Moving to reduce inventory while maintaining customer service levels, agribusiness Syngenta needed accurate demand forecasts. But first the company had to put a forecasting process in place.
[From Supply & Demand Chain Executive, August/September 2004] Forecasting demand, as much an art as a science, is never easy in the best of circumstances. But Greensboro, N.C.-based Syngenta Crop Protection faced at least one major hurdle in forecasting North American demand for its fungicides, herbicides and insecticides, according to Richard Herrin, manager for NAFTA planning and forecasting at the company: "We didn't have a forecasting process."
Mostly Seasonal, With Variable Demand
Syngenta Crop Protection is a $6.2 billion business globally. With 19,000 employees in 90 countries, including 4,300 in the North American Free Trade Agreement (NAFTA) region, the company is headquartered in Basel, Switzerland. Syngenta sells its fungicides, herbicides and insecticides to distributors and dealers, who then sell to growers.
The agribusiness market, and Syngenta's segment of that market in particular, offers a challenging environment for demand forecasters. Syngenta produces the active ingredients (AIs) with a two-year lead-time and distributes them to various regional divisions, which formulate and package local variations of its products (stock-keeping units SKUs) in accordance with the local requirements and regulations. The challenge for the local units has been to manufacture enough of each particular product to meet demand, even though, absent a formal forecasting process, the production side of the business did not have a clear picture of actual demand.
In the past, Syngenta employed a "top down" business planning process for generating sales goals and production targets whereby the company's finance group would generate quarterly sales estimates and set targets for the sales staff. On the manufacturing side, the company's production planners would determine how much of each SKU to produce. The catch, of course, was that without accurate demand forecasts, the company found itself loading up on inventory to ensure that it could meet fluctuations in customer demand and minimize orders lost due to out-of-stock product.
On top of these challenges, Syngenta faced the imperative to minimize its working capital needs while maintaining its high customer service levels. To get better control of its inventories, Syngenta elected to undertake a major sales and operations planning (S&OP) initiative. Trouble was, S&OP uses inventory control models to affect working capital requirements, and the basic inputs into the inventory control models are accurate demand forecasts, which Syngenta did not have.

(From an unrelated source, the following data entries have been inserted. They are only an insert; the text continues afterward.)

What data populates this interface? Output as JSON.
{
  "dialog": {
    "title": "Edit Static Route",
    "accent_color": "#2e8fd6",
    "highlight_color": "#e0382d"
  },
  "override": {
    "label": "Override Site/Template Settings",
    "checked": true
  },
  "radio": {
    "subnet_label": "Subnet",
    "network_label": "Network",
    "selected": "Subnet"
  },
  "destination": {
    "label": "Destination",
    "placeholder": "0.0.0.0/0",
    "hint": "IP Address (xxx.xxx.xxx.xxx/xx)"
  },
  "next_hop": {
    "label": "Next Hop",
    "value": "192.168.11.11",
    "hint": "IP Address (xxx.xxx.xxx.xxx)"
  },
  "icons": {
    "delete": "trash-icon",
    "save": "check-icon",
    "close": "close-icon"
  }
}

Spreadsheets Offer Clouded Visibility
The company made an initial move to get at forecast numbers using Excel spreadsheets. Once a month, Syngenta's central office would create a spreadsheet for each business unit, with volume and price forecasts, and e-mail the document to a contact within the unit who had been tapped to do the forecasting. The business units would revise the figures and e-mail them back to the central office, where another staffer combined all the numbers for manual uploading into the company's enterprise resource planning (ERP) system.
This approach had several shortcomings: First, the company was updating its forecasts only once a month, but changes in the market might require daily revisions to production plans. In addition, the spreadsheet forecasts reflected sales estimates made by business unit heads and excluded insights that could be provided by field reps and their local district managers. And finally, this manual process did not allow the company to identify and manage gaps between the forecast and sales plan, and forecasters did not have ready access to such information as sales to date, current inventories or marketing plans.